Forty-seven patients responded to the survey. Overall, most of the responding participants reduced their smoking habit by some amount. Seventy percent of patients who responded to the survey said they quit entirely or reduced how frequently they smoked after discussing their increased risk of complications with their surgeon.
Forty percent of respondents said they no longer smoked on a daily basis, and 25 percent said they had not smoked at all since their surgery.
Complications Caused by Cigarettes
Half of the responding participants reported they continued smoking up until their procedure, despite warnings from their surgeon.
The study also found that people who continued to smoke after their surgery had a 10 percent greater risk of developing post-surgical complications than participants who stopped smoking or at least reduced how frequently they smoked.
“Smoking increases complications after surgery because healing requires blood and oxygen,” according to Dr. Jack Peterson, M.D.
Peterson is a Topeka, Kansas, plastic surgeon who cautions all his patients to quit smoking for a minimum of three weeks before their surgical procedure.

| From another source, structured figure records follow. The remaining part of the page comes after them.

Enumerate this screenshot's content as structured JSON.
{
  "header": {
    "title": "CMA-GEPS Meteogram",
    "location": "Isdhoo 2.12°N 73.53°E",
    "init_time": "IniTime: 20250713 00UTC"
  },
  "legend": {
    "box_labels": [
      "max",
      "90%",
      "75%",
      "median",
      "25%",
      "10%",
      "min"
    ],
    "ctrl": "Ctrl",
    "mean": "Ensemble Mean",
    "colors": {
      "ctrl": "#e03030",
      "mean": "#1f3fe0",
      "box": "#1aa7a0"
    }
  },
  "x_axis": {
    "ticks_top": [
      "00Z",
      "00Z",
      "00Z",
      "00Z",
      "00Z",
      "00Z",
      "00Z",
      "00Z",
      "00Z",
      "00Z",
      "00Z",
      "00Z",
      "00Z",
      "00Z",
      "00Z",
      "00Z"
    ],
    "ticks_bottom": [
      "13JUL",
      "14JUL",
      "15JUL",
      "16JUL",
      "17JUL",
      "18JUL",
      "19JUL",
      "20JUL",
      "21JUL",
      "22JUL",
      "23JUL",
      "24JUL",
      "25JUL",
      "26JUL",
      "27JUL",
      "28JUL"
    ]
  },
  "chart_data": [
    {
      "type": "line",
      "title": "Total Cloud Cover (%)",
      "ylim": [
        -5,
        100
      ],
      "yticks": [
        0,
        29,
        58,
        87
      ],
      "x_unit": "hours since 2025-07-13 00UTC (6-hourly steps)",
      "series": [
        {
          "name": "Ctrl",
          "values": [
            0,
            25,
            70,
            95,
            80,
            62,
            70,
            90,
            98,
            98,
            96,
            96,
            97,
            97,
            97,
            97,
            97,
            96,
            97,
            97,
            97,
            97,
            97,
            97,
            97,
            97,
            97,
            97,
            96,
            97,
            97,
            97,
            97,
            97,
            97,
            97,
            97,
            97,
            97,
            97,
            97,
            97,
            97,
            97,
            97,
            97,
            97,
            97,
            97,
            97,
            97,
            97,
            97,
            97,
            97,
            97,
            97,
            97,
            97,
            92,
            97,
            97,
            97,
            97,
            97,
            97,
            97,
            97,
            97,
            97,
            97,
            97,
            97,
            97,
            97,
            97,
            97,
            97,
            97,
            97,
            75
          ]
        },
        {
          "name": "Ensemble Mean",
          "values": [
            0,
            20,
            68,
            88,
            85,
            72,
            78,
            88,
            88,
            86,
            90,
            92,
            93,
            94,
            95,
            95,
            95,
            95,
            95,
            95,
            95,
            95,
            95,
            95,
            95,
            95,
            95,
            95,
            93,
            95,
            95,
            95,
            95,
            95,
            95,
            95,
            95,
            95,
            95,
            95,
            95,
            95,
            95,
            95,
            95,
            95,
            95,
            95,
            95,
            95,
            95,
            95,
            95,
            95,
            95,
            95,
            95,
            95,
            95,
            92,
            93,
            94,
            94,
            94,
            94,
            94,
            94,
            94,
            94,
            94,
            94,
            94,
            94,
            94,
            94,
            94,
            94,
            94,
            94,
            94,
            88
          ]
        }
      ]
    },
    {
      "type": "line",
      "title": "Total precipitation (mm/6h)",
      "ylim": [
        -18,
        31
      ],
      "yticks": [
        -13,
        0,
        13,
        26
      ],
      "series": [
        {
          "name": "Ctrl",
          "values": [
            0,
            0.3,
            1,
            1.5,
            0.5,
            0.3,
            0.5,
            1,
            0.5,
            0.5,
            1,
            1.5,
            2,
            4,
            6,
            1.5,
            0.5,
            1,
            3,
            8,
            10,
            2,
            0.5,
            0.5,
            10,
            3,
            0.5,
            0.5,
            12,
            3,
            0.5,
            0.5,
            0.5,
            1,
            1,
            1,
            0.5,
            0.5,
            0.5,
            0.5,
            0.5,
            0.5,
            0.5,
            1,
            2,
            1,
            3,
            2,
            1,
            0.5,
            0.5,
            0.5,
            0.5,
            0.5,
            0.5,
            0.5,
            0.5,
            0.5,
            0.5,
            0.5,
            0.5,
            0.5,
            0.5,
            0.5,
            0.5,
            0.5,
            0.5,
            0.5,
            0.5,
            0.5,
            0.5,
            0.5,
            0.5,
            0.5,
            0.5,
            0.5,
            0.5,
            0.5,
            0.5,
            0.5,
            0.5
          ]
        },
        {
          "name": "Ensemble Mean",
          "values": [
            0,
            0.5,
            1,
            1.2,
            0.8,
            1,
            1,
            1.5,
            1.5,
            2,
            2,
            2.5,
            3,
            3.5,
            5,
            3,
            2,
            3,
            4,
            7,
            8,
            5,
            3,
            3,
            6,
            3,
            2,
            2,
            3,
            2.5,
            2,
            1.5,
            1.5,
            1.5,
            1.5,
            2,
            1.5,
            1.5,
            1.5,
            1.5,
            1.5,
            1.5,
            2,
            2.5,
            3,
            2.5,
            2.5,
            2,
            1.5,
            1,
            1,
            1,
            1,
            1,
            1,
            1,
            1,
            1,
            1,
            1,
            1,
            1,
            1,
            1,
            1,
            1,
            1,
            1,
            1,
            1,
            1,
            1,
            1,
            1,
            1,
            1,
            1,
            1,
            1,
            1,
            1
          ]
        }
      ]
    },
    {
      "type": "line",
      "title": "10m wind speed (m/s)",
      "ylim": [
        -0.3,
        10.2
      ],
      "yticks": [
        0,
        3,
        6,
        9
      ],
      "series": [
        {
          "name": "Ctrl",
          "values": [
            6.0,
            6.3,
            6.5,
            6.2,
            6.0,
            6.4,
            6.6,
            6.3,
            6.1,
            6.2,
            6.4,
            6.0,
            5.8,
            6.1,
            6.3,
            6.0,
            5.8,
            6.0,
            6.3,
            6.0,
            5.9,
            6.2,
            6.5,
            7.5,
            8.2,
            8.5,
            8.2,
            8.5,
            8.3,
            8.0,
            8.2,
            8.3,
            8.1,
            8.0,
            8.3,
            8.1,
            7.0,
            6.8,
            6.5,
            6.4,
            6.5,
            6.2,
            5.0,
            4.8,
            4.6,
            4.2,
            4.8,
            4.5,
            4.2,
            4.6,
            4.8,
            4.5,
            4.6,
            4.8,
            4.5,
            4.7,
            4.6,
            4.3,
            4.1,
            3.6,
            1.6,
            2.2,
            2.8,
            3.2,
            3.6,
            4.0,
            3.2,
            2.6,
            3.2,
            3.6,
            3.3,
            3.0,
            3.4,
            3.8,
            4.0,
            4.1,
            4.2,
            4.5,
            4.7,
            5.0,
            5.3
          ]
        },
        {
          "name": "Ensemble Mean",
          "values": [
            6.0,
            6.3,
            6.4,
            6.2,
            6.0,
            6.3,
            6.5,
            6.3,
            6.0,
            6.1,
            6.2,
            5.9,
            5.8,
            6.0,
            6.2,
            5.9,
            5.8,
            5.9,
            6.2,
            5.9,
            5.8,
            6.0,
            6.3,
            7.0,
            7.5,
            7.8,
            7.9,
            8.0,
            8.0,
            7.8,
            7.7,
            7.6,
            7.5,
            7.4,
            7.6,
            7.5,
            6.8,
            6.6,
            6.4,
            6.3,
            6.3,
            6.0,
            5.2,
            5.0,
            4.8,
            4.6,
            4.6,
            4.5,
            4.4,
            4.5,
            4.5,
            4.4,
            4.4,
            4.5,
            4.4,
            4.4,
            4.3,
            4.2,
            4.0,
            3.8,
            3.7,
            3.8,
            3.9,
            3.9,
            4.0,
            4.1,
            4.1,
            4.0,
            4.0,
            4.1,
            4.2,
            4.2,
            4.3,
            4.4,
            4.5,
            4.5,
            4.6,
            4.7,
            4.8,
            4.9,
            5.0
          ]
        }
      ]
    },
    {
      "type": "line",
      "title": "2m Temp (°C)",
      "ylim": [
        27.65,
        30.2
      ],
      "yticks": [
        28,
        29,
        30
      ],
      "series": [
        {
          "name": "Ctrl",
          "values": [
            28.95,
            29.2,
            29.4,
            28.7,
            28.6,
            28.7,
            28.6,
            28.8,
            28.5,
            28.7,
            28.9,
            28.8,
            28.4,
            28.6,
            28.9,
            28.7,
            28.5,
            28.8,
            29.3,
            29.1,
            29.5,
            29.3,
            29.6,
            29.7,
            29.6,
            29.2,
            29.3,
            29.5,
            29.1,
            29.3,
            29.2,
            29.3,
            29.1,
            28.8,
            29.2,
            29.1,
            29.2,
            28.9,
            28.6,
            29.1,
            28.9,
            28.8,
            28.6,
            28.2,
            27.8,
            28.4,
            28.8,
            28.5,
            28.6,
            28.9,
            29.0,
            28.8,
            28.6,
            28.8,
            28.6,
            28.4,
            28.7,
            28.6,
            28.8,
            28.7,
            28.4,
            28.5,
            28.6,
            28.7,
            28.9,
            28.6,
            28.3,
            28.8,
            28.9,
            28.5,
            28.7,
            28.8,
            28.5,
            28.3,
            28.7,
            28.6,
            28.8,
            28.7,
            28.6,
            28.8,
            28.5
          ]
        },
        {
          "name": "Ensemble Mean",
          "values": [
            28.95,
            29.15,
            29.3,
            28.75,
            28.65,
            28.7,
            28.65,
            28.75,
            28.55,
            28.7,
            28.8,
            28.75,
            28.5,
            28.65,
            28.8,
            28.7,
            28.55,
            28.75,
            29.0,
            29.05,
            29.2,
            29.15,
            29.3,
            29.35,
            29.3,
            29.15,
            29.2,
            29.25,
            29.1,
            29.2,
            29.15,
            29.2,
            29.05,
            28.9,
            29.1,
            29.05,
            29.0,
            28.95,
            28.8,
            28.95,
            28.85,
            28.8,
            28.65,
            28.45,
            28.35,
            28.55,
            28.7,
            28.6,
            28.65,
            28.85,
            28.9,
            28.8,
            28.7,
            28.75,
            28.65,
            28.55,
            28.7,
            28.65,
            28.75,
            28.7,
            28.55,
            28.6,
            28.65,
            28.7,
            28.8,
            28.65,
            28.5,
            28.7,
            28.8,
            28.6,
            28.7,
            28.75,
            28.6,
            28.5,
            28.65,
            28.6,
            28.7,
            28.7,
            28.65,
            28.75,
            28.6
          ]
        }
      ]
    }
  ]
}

“Smoking constricts the blood vessels, which means blood and oxygen do not make it to the surgical site. When this happens, tissue begins to die, and healing slows down considerably,” Peterson said.
The longer a wound takes to heal, the greater the patient’s risk of developing an infection. Infections further complicate healing, and if left untreated, leave individuals at risk for serious health complications, disfigurement and even death.
Wounds that take a long time to heal also are at risk of greater scarring and compromised surgery results.
“The impact of smoking on healing is so significant that it can change the resulting look of the treatment area after the procedure,” Peterson said.
Plastic surgeons are not the only physicians who urge patients to quit. The American Society of Anesthesiologists also recommends that people stop smoking before their procedures as smoking can cause complications with anesthesia and increase the risk of developing dangerous blood clots.
Not Just Cigarettes
It is not just cigarettes that patients need to think about – all products that contain nicotine should be off limits before and after surgery.
“Nicotine gum, patches, chewing tobacco and even using electronic cigarettes cause blood vessels to constrict and put individuals at risk of complications and infection,” Peterson said.
Consuming alcoholic beverages also impacts surgical outcomes and increases complications during healing. According to specialists at the Charite University Hospital in Berlin, patients who drink two or more alcoholic beverages per day for an extended period have an increased risk of post-surgical complications like excess bleeding.
Patients who drink two or more alcoholic drinks per day are also at risk of developing lung infections, like pneumonia.
“Individuals going under the knife should also stop drinking for at least three weeks before and after their surgery procedure,” Peterson said.